The Su-27K had folding wings and stabilators, strengthened undercarriage with twin nosewheels, upgraded hydraulics, a tailhook, enlarged flaperons, a modified ejection seat angle, folding outer wings and stabs, upgraded FBW, modified LERX (Leading Edge Root Extensions) with canards, enlarged leading edge slats and a deployable aerial refuelling probe. The refuelling probe modification included a pair of deployable floodlights in the nose, used to illuminate the tanker aircraft, here intended to be either an Il-78 Midas or another Su-27 buddy tanker carrying a centreline UPAZ hose-drogue pod. The probe permits a fuel transfer rate into the fighter of up to 4,000 lb/min. Another notable Su-27K feature which migrated to later Flanker variants was the right offset IR Search and Track housing, this improving the pilot's downward view over the aircraft's nose. Production Su-27Ks operated by the Russian Navy are often designated the Su-33. Perhaps the most important feature of the Su-27K/Su-33 are the enlarged LERX/canards which increase the available body lift of the aircraft, and the centre of pressure forward thus enhancing achievable pitch rates. The Su-27 series shares with the F-14 series a large body lift capacity resulting from the wide fuselage tunnel - as a result the aircraft's effective wing loading is much lower than that of aircraft with different configurations. This is reflected in superb high alpha handling and sustained turn rates. The enlarged LERX/canards migrated to a range of other Flanker variants, including the Su-35, Su-37 and production Su-30MKI.

Experience from initial Su-27K flight testing and trials indicated that major issues would arise with training pilots for carrier recoveries. Without the large range of aircraft types, and specialised carrier trainers operated by the US Navy, the Soviet AV-MF needed an aircraft which was identical in handling to the basic Su-27K but dual seated, without the forward visibility impediments of the existing tandem configuration Su-27UB.

Design of the dual navalised combat trainer derivative began in 1989, the aim being to produce an airframe suitable for a range of other carrier based roles such as reconnaissance, aerial refuelling, maritime strike and support jamming - niches in the US Navy now being filled by F/A-18E/F derivatives.

The new Su-27KUB (Korabl'niy Uchebno-Boyeviy - Shipboard Trainer-Combat) included a radically revised forward fuselage and a range of incremental aerodynamic changes.
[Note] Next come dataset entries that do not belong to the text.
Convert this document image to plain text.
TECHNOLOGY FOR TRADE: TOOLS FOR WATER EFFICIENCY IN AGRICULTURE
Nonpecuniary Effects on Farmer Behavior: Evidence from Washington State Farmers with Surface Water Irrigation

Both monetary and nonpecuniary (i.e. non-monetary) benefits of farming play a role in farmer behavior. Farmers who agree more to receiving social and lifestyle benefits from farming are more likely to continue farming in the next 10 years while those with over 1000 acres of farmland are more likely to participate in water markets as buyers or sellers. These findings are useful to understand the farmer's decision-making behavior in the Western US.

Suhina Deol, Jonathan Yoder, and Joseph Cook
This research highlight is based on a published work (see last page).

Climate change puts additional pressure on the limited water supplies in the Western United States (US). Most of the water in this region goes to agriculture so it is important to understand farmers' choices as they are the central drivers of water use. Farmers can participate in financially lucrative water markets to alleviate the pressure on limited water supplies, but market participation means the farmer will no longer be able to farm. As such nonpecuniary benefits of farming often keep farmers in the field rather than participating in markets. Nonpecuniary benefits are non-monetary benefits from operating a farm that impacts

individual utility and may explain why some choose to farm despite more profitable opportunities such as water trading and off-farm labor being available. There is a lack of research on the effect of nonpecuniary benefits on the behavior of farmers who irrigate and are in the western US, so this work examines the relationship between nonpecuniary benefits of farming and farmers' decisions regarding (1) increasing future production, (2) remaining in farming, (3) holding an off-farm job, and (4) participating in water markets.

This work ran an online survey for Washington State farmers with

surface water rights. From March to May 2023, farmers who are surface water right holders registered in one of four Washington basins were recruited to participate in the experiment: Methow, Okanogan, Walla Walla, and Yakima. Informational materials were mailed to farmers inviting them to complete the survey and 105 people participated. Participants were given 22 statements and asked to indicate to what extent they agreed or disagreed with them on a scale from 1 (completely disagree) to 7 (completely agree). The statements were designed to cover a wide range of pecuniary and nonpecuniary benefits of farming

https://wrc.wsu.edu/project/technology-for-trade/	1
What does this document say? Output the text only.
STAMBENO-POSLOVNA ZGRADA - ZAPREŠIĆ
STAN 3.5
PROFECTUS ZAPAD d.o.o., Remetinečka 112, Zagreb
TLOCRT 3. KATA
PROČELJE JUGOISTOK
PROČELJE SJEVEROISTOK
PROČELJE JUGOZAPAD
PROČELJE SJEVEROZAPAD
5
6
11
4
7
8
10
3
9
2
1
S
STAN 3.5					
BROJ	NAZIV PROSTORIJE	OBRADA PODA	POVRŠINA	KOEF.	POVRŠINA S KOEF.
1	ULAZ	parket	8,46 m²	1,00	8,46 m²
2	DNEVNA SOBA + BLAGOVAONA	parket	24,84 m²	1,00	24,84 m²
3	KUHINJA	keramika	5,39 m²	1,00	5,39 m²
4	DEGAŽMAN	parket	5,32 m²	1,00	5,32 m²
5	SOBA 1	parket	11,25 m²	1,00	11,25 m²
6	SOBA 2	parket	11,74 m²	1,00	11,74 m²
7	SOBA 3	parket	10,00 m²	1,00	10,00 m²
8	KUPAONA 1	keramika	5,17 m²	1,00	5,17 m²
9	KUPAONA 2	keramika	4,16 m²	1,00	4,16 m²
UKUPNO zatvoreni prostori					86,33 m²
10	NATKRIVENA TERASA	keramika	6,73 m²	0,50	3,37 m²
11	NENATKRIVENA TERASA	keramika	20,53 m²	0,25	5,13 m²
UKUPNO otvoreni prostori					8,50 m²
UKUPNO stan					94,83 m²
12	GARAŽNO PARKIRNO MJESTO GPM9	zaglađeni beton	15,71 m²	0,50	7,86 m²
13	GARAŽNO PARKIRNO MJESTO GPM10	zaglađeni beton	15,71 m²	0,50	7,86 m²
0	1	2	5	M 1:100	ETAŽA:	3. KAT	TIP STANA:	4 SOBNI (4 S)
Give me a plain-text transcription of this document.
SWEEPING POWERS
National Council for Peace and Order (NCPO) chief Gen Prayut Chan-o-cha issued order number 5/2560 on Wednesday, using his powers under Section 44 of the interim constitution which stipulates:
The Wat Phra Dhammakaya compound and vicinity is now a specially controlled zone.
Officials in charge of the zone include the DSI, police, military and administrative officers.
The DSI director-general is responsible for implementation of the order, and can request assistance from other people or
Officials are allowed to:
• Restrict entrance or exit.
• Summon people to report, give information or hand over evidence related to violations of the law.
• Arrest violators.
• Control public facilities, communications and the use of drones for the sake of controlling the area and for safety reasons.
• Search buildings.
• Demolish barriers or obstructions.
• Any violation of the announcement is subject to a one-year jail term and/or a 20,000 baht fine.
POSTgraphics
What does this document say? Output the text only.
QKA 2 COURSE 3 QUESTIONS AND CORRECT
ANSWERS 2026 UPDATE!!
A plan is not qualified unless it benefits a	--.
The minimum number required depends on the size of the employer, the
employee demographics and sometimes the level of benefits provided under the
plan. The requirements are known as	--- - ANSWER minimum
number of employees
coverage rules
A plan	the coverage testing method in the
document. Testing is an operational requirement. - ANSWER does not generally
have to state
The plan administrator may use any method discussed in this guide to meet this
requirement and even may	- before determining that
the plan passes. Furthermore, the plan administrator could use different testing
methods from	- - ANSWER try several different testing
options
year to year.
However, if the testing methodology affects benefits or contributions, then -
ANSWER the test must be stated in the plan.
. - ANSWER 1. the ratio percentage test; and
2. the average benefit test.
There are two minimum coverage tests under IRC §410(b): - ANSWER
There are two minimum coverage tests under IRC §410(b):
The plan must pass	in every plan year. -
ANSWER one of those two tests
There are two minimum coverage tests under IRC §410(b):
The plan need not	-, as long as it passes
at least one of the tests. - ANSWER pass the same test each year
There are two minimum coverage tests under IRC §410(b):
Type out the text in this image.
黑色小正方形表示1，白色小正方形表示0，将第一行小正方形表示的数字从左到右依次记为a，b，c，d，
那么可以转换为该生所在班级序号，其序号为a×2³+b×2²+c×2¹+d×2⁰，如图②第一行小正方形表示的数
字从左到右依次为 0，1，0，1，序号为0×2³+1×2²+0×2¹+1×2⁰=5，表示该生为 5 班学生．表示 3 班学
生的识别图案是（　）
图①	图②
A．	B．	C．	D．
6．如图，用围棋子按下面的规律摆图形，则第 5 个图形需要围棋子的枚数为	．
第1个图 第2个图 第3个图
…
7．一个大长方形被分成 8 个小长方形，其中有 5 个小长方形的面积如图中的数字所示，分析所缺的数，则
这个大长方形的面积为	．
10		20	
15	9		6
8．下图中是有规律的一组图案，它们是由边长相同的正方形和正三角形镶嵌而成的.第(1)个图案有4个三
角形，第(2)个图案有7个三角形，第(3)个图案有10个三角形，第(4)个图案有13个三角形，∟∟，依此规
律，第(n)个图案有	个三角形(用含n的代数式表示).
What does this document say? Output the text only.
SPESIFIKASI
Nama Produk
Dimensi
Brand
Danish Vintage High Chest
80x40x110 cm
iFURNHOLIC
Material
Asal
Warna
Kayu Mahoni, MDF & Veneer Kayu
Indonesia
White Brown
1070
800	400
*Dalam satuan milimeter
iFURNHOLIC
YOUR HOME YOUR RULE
The latter are cited as enlargement of the canards, stabilisers, fins and rudders. The wing fold position was moved further outboard.

The new side-by-side cockpit involved a major resculpting of the forward fuselage, with crew access via a nosewheel well deployable ladder. The crew sit on upward firing ejection seats under jettisonable canopy panels. The circular cross section of the nose was retained, but the baseline NIIP N-001 multimode radar was to be replaced by a Phazotron Zhuk derivative. The OEPS/OLS-27 IRST housing was located on the centreline of the cockpit.

The prototype Su-27KUB first flew in April 1999, but no significant production orders have materialised due to the collapse of Russian carrier aviation funding post 1991. Production aircraft, designated as Su-33UB, would be built by KNAAPO at Komsomolsk Na Amure.

A demonstration Su-33UB aircraft has been flown at a Russian airshow, equipped with thrust vectoring Saturn Al-31FU engines. A TVC capability would be useful for ski jump launches, reduced approach and trap speeds, and improved turning performance, compromised to some extent by the heavier forward fuselage against baseline Flanker variants.